Phichit had studied the canvasses for a few long, silent minutes. Yuuri watched him, slightly worried by the Grin that was stealing over his face. It was the Grin which had earned the honour of a capital letter, due to the fact that it always spelled some sort of world-ending trouble for Yuuri; Phichit had nearly caused them both to be sent down on numerous occasions. Most memorably, the night on which they had stolen a college punt and had a picnic in the middle of the lake of the Master’s garden had started with a Grin like that; it had ended with them breaking into the Master’s living room, and falling asleep on his sofas. The maid had woken them in the morning with a piercing scream, and only Phichit’s most charming ‘we’re so terribly sorry, we were locked out, and we were too scared to sleep in the street please forgive us’ pleading expression had got them out of trouble.

And now, Yuuri was really worried. As Phichit studied his paintings, the Grin had grown wider even than it had been at the beginning of that night.

Phichit laid the canvasses carefully down on Yuuri’s bed, and looked up at him. He spoke slowly and carefully, every syllable dropping into the air between them like a pebble in water; Yuuri had no way of knowing how far the ripples of that conversation would take him.
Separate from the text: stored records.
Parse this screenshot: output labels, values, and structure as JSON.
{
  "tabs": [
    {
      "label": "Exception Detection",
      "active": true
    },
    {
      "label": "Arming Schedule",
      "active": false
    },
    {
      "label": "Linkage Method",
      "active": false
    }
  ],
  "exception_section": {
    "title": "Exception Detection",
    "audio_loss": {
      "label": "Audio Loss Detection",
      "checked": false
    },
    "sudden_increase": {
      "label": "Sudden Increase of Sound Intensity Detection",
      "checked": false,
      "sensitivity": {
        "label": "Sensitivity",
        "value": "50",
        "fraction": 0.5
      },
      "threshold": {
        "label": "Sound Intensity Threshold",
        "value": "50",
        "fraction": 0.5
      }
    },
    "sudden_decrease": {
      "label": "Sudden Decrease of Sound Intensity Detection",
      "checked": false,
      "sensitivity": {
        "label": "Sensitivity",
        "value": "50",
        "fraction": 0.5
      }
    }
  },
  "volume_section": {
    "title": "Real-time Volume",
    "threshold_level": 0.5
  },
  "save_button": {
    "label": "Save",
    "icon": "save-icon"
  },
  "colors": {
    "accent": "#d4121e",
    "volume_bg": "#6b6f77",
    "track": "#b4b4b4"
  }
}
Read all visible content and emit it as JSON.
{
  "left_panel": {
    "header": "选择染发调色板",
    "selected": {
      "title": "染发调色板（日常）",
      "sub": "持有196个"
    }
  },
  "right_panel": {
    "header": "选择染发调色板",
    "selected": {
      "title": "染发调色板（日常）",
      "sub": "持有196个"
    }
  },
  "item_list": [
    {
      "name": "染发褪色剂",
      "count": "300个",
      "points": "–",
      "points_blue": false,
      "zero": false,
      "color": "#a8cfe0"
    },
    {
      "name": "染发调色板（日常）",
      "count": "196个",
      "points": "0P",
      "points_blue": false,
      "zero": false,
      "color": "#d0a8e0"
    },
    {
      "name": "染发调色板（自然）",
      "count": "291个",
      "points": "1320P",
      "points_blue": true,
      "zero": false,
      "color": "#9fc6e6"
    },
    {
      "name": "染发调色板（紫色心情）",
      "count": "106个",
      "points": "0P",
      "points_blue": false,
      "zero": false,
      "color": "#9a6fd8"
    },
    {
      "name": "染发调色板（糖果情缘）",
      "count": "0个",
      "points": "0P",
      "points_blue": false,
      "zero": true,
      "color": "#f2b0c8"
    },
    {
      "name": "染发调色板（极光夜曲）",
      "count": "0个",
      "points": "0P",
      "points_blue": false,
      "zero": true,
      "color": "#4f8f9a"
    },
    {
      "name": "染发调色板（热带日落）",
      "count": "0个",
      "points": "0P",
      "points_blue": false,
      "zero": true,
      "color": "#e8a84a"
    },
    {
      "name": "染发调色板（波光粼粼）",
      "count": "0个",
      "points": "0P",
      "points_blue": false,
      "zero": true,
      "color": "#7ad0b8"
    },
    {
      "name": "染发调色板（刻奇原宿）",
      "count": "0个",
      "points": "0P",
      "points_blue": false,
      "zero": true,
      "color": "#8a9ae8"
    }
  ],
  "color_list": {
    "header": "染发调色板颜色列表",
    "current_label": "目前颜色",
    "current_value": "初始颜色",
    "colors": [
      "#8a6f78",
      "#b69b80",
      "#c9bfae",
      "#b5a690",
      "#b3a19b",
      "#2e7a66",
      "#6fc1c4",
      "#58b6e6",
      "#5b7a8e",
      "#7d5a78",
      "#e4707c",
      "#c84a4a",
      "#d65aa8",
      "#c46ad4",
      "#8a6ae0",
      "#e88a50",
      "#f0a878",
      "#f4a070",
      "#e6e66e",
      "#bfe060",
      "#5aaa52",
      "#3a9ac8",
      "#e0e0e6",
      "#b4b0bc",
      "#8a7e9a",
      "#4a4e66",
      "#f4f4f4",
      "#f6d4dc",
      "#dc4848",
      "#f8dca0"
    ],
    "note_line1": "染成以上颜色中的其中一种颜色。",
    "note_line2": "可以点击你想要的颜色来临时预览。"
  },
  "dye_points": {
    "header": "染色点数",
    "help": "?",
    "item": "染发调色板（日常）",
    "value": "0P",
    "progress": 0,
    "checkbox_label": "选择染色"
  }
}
“Yuuri, my darling, my own, light of my drear existence; how would you like to pay off your student debt early?”

That was where it had started. That day, that conversation; Yuuri had soon learned that thanks to Phichit’s family connections, it was easy to sell a very, very good forgery for absolutely eye-watering prices.

He had had a few qualms about the legality of the situation; but in the end, he was broke, and he was a damn good artist. Why should it matter if he painted the bloody picture, or someone who was long dead, if no one could tell the difference? Value was subjective; his art, however, was objectively beautiful.

And after a while, Yuuri stopped worrying about the legality of it. Specifically, he stopped worrying the day in third year when he paid off his student debt completely, and had enough saved to cover the rest of the course. He and Phichit bought several bottles of champagne to celebrate, and once Yuuri got over his absolutely apocalyptic hangover the next day, he and Phichit had a long, serious discussion about their future. And then they rang Phichit’s father, and had the same conversation with him

In the course of an afternoon, their future was decided. They would take over the art fencing side of the Chulanont family empire as soon as they left university.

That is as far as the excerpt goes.